Perform semantic search across specified partitions.

Query Parameters:

  • partitions (optional): List of partition names (default: ["all"])
  • text (required): Search query text
  • top_k (optional): Number of results to return (default: 5)

Responses:

  • 200 OK: JSON list of document links (HATEOAS format)
  • 400 Bad Request: Invalid partitions parameter
GET /search/partition/{partition}

Search within a specific partition only.

Query Parameters:

  • text (required): Search query text
  • top_k (optional): Number of results (default: 5)

Response: Same as multi-partition search

GET /search/partition/{partition}/file/{file_id}

Search within a particular file in a partition.

Query Parameters: Same as partition search Response: Same as other search endpoints


GET /extract/{extract_id}

Retrieve specific document extract (chunk) by ID.

Response: JSON containing extract content and metadata


These endpoints provide full OpenAI API compatibility for seamless integration with existing tools and workflows. For detailed example of openai usage see this section

  • List Available Models
GET /v1/models

List all available RAG models (partitions).

Model Naming Convention:

  • Pattern: openrag-{partition_name} => This model allows to chat specifically with the partition {partition_name}
  • Special model: partition-all (queries entire vector database)
  • Chat Completions
POST /v1/chat/completions

OpenAI-compatible chat completion using RAG pipeline.

Request Body:

curl -X POST http://localhost:8080/v1/chat/completions \
-H "Content-Type: application/json" \
-H "Authorization: Bearer YOUR_AUTH_TOKEN" \
-d '{
"model": "openrag-{partition_name}",
"messages": [
{
"role": "user",
"content": "Your question here"
}
],
"temperature": 0.7,
"stream": false
}'
  • Text Completions
POST /v1/completions

OpenAI-compatible text completion endpoint.

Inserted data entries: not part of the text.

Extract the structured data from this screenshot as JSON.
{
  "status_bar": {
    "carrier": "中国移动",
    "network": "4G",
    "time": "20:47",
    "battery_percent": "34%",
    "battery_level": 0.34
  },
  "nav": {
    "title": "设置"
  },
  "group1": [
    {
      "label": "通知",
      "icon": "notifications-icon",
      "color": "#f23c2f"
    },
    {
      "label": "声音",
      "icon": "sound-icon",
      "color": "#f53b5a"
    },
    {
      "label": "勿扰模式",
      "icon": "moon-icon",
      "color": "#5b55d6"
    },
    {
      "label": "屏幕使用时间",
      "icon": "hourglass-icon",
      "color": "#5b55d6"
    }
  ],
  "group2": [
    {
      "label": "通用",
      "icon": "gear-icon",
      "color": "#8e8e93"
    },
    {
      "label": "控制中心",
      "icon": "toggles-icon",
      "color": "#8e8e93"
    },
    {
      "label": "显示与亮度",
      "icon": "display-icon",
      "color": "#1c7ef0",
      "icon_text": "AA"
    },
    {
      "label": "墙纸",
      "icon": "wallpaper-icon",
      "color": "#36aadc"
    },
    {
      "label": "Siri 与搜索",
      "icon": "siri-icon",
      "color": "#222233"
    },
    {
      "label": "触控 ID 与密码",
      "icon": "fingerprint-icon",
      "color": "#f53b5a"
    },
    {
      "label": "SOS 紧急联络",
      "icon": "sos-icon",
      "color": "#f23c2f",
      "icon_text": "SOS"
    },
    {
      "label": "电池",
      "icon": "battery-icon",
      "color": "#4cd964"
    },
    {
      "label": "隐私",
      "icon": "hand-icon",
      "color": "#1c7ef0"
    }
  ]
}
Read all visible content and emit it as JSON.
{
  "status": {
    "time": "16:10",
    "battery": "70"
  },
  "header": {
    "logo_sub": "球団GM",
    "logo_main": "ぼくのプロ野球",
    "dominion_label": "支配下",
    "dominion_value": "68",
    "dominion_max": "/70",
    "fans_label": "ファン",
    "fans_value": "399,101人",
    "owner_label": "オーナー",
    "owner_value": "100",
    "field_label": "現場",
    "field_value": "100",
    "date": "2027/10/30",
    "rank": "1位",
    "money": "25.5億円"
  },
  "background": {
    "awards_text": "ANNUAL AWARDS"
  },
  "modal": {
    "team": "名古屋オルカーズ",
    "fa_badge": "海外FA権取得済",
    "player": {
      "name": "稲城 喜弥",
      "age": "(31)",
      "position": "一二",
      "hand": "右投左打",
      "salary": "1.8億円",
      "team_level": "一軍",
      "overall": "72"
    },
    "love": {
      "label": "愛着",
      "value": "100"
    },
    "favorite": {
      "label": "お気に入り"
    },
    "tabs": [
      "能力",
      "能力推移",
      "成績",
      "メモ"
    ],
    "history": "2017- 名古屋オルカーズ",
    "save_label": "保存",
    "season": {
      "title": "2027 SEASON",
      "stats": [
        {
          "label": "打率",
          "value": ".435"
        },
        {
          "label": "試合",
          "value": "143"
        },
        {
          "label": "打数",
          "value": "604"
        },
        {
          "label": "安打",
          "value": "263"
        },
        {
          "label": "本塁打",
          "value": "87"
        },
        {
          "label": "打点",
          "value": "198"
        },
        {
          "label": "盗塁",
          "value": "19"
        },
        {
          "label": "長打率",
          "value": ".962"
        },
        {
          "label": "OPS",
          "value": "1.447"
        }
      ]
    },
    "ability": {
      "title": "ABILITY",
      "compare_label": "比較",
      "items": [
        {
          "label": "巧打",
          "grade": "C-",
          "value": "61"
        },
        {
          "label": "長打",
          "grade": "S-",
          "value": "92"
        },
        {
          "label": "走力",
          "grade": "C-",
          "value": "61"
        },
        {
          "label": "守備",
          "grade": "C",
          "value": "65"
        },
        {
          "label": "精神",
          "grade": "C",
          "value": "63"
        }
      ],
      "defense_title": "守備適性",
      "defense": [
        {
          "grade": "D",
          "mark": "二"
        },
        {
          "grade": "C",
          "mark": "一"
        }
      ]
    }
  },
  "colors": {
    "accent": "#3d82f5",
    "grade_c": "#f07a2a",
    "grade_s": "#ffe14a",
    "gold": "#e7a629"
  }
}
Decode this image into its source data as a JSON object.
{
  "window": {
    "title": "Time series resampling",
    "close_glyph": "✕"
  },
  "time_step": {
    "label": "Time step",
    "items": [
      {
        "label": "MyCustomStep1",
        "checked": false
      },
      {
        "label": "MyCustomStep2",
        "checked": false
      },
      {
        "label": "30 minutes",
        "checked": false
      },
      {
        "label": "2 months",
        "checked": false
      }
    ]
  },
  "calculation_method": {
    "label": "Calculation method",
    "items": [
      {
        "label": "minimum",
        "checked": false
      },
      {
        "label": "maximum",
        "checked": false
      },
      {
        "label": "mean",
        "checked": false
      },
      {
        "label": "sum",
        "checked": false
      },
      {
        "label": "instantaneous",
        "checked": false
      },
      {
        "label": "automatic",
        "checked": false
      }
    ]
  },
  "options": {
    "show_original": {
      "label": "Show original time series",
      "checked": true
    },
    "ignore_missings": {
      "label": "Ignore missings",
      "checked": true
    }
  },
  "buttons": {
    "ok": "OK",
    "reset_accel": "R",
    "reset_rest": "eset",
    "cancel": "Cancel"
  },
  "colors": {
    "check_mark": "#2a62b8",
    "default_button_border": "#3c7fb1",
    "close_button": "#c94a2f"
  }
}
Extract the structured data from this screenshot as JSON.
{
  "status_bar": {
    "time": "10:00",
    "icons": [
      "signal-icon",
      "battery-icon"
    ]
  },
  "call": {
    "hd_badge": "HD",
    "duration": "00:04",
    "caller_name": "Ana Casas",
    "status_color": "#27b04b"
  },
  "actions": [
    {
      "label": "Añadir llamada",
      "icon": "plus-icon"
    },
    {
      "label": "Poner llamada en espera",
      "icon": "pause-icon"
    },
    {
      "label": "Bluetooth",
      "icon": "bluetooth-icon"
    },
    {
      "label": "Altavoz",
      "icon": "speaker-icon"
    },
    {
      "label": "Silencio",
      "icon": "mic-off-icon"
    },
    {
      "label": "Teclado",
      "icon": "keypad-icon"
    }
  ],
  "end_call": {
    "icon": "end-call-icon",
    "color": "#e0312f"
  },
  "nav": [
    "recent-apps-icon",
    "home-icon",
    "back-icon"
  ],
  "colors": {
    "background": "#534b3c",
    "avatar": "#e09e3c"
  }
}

For indexing multiple files programmatically, you can use this script data_indexer.py utility script in the 📁 utility folder or simply use indexer ui.

from openai import OpenAI, AsyncOpenAI
api_base_url = "http://localhost:8080" # fastapi base url of 'openrag'
base_url = f"{api_base_url}/v1"
auth_key = ... # your api authentification key AUTH_TOKEN in your .env. Is authentification is disabled, use a placeholder like 'sk-1234'
client = OpenAI(api_key=auth_key, base_url=base_url)
your_partition= 'my_partition' # name of your partition
model = f"openrag-{your_partition}"
settings = {
'model': model,
'temperature': 0.3,
'stream': False
}
response = client.chat.completions.create(
**settings,
messages=[
{"role": "user", "content": "What information do you have about...?"}
]
)

The API uses standard HTTP status codes:

  • 200 OK: Successful request
  • 201 Created: Resource created successfully
  • 202 Accepted: Request accepted for processing
  • 204 No Content: Successful deletion
  • 400 Bad Request: Invalid request parameters
  • 404 Not Found: Resource not found
  • 409 Conflict: Resource already exists

Error responses include detailed JSON messages to help with debugging and integration.